Page 4/7: Topic B: From control to contracting

Topic B: From control to contracting

What is especially required in puberty is a caregiver behaviour that is a balance between containing (not being provoked, but being kind, matter of fact and very practical) and firm. You can make very clear to yourself as staff which demands can be negotiated, and which demands or house rules that are not for discussion. This is important to know when your limits are tested. Teenagers naturally test your limits, so to yourself they should be clear.
A useful rule is: always talk to the adult side of the teenager – no matter how childish you may think he or she behaves.

The roles “we are your caregivers and you are the child” dissolve, so it is necessary to find other ways of cooperating.
It can be a good idea to use “contracting”.

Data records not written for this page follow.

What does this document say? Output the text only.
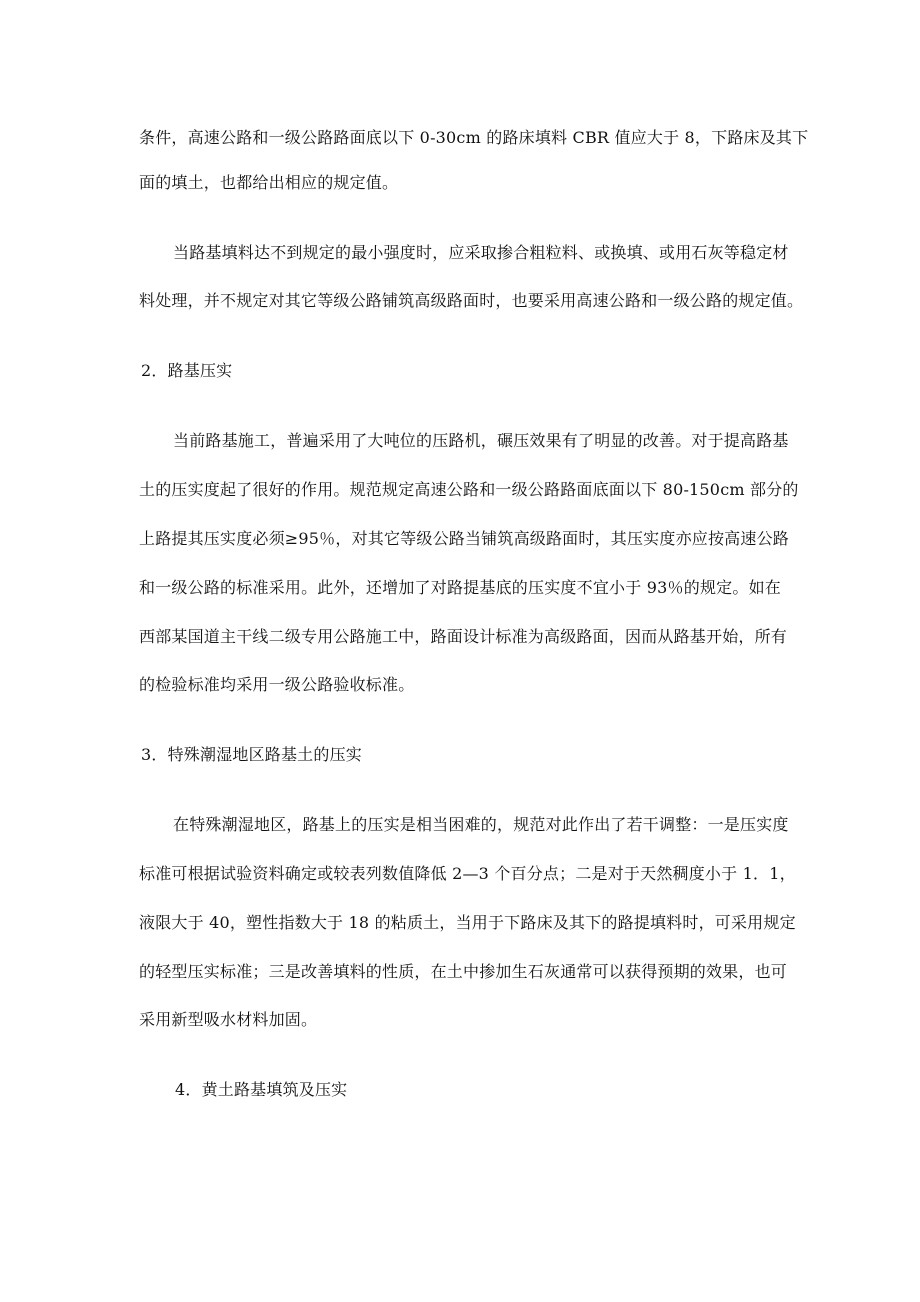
条件，高速公路和一级公路路面底以下 0-30cm 的路床填料 CBR 值应大于 8，下路床及其下
面的填土，也都给出相应的规定值。
当路基填料达不到规定的最小强度时，应采取掺合粗粒料、或换填、或用石灰等稳定材
料处理，并不规定对其它等级公路铺筑高级路面时，也要采用高速公路和一级公路的规定值。
2．路基压实
当前路基施工，普遍采用了大吨位的压路机，碾压效果有了明显的改善。对于提高路基
土的压实度起了很好的作用。规范规定高速公路和一级公路路面底面以下 80-150cm 部分的
上路提其压实度必须≥95％，对其它等级公路当铺筑高级路面时，其压实度亦应按高速公路
和一级公路的标准采用。此外，还增加了对路提基底的压实度不宜小于 93％的规定。如在
西部某国道主干线二级专用公路施工中，路面设计标准为高级路面，因而从路基开始，所有
的检验标准均采用一级公路验收标准。
3．特殊潮湿地区路基土的压实
在特殊潮湿地区，路基上的压实是相当困难的，规范对此作出了若干调整：一是压实度
标准可根据试验资料确定或较表列数值降低 2—3 个百分点；二是对于天然稠度小于 1．1，
液限大于 40，塑性指数大于 18 的粘质土，当用于下路床及其下的路提填料时，可采用规定
的轻型压实标准；三是改善填料的性质，在土中掺加生石灰通常可以获得预期的效果，也可
采用新型吸水材料加固。
4．黄土路基填筑及压实
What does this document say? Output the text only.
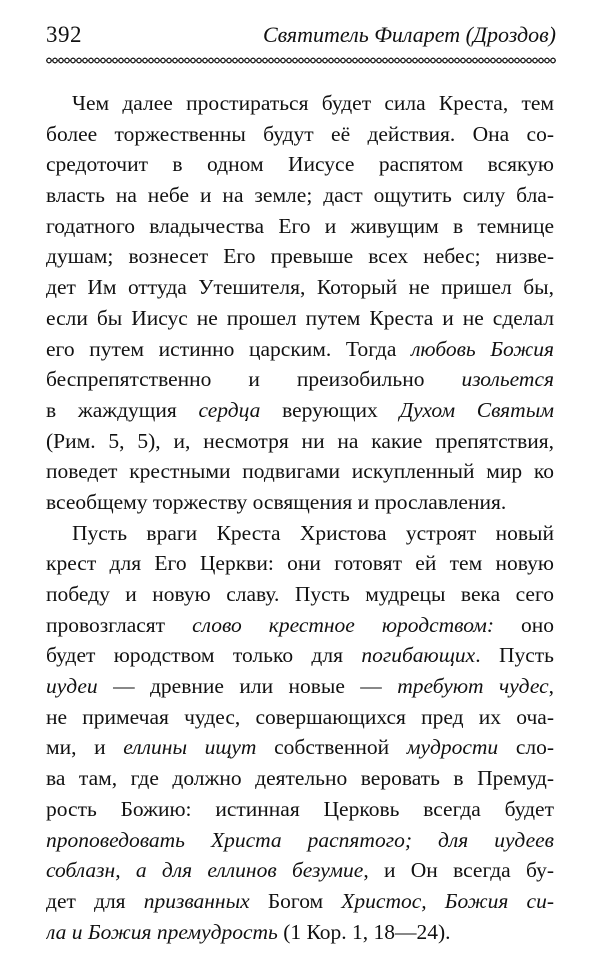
392	Святитель Филарет (Дроздов)
Чем далее простираться будет сила Креста, тем
более торжественны будут её действия. Она со-
средоточит в одном Иисусе распятом всякую
власть на небе и на земле; даст ощутить силу бла-
годатного владычества Его и живущим в темнице
душам; вознесет Его превыше всех небес; низве-
дет Им оттуда Утешителя, Который не пришел бы,
если бы Иисус не прошел путем Креста и не сделал
его путем истинно царским. Тогда любовь Божия
беспрепятственно и преизобильно изольется
в жаждущия сердца верующих Духом Святым
(Рим. 5, 5), и, несмотря ни на какие препятствия,
поведет крестными подвигами искупленный мир ко
всеобщему торжеству освящения и прославления.
Пусть враги Креста Христова устроят новый
крест для Его Церкви: они готовят ей тем новую
победу и новую славу. Пусть мудрецы века сего
провозгласят слово крестное юродством: оно
будет юродством только для погибающих. Пусть
иудеи — древние или новые — требуют чудес,
не примечая чудес, совершающихся пред их оча-
ми, и еллины ищут собственной мудрости сло-
ва там, где должно деятельно веровать в Премуд-
рость Божию: истинная Церковь всегда будет
проповедовать Христа распятого; для иудеев
соблазн, а для еллинов безумие, и Он всегда бу-
дет для призванных Богом Христос, Божия си-
ла и Божия премудрость (1 Кор. 1, 18—24).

For example: “You are growing up and you have become more competent. That means that you will have some duties in the house in exchange for certain rights and some pocket money. We want to make a contract with you stating what you have to do every day, how long you can stay out with friends, and what you get from us such as areas where we will let you decide yourself without arguing about your decisions. In that contract we should also talk about what we as staff group should do if you or we do not fulfil what we agreed on. So let’s start writing it together – do you have any suggestions for what we shall agree on – what is important for you?

This process can also be planned as a negotiating process and dialogue between the teenage group and the staff group. You can for example ask every Monday what wishes the teenagers have for activities during the week, and you can make some of them “co-staff” with some responsibility for the arrangements and the social climate of the activity.

The importance and attitudes of the peer group (friends, classmates) will often become more important than what you think as staff group. This should generally be accepted, so your role as a staff member should be “one who listens and talks” about the young person’s challenges in relations with peers. You don’t have to suggest solutions always, the dialogue itself and an accepting attitude can be of great help.
One young person remembered a caregiver like this: “I could always talk to him about anything, and he just listened to me and never blamed me“.